Samples (0·1 ml) were taken from test cultures, and the cells were removed by centrifugation. H2O2 was measured essentially by the method reported by Guilbault et al. (1966) . A solution containing homovanillic acid at 18 µg ml-1 and horseradish peroxidase at 2 µg ml-1 was prepared in 0·1 M sodium phosphate buffer (pH 7·0), and a 1 ml portion of it was mixed with 10 µl supernatant of each sample. The fluorescence intensity of the mixture was recorded at room temperature in a spectrophotofluorometer (model RF-500; Shimadzu) at a
ex of 315 nm and a
em of 425 nm (Guilbault et al., 1966
). When a plateau was reached, a known amount of authentic H2O2 was added as internal reference, and the resulting increment in the fluorescence intensity was recorded; this was then used to convert the final fluorescence intensities for the samples into H2O2 concentrations.

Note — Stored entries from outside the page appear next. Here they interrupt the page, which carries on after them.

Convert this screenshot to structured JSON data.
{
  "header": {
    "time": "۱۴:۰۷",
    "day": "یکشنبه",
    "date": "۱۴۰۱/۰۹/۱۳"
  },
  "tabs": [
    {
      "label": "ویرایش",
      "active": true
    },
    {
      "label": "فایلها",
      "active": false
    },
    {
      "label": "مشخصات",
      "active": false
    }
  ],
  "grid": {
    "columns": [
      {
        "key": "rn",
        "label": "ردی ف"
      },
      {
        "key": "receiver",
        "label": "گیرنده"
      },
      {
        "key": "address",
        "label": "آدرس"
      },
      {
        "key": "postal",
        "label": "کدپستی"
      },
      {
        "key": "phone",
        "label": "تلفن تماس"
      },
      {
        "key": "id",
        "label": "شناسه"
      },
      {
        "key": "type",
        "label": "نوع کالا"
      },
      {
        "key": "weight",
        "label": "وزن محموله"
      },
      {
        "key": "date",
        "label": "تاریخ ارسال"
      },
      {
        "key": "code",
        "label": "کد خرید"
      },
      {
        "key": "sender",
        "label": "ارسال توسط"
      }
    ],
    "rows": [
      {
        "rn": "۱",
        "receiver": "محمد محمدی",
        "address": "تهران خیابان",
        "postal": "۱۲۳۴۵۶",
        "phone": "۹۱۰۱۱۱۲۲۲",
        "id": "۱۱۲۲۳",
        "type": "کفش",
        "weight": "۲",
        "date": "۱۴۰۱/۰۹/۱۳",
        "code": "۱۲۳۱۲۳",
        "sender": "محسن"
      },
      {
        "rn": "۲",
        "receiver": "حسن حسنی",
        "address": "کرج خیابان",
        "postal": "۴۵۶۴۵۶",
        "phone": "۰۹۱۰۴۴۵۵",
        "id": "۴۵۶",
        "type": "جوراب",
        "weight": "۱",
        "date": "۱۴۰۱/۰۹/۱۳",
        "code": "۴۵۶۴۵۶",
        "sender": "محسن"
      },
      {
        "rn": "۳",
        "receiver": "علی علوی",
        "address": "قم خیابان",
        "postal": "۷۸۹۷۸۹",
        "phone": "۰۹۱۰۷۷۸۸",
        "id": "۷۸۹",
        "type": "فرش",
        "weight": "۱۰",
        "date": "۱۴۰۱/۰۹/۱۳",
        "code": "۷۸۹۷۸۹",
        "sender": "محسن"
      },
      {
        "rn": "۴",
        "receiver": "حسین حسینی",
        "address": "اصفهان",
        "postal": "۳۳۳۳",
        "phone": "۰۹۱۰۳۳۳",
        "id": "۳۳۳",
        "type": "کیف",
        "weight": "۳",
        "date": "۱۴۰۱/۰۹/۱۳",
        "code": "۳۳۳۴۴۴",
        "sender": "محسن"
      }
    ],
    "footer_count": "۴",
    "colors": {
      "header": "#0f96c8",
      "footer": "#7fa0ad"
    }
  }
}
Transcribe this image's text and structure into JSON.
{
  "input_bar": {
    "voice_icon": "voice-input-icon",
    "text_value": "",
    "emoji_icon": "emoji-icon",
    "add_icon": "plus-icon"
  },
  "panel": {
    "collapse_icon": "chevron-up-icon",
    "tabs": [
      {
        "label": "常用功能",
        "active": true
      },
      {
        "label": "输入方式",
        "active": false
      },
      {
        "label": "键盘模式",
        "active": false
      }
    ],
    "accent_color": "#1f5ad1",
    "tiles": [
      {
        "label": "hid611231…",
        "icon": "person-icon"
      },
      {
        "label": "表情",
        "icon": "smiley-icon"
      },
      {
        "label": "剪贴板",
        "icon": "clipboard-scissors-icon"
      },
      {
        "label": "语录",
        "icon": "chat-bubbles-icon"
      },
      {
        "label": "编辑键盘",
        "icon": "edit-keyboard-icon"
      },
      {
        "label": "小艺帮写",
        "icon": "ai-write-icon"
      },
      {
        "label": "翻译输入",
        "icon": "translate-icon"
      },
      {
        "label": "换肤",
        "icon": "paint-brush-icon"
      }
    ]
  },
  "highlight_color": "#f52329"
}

Effects of glucose on H2O2 accumulation.
To test the effect of glucose on H2O2 accumulation, strains to be tested were cultured in C medium and glucose-supplemented C medium (the final glucose concentration was 1%, w/v) at 37 °C with shaking under aerobic conditions. At intervals, samples were taken to measure c.f.u. and the concentration of H2O2. The samples were serially diluted 10-fold with PBS then plated onto 10% sheep blood agar. The plates were incubated at 37 °C and the c.f.u. were counted after 18 h. The concentrations of H2O2 in the supernatants of the samples were measured by using the above method.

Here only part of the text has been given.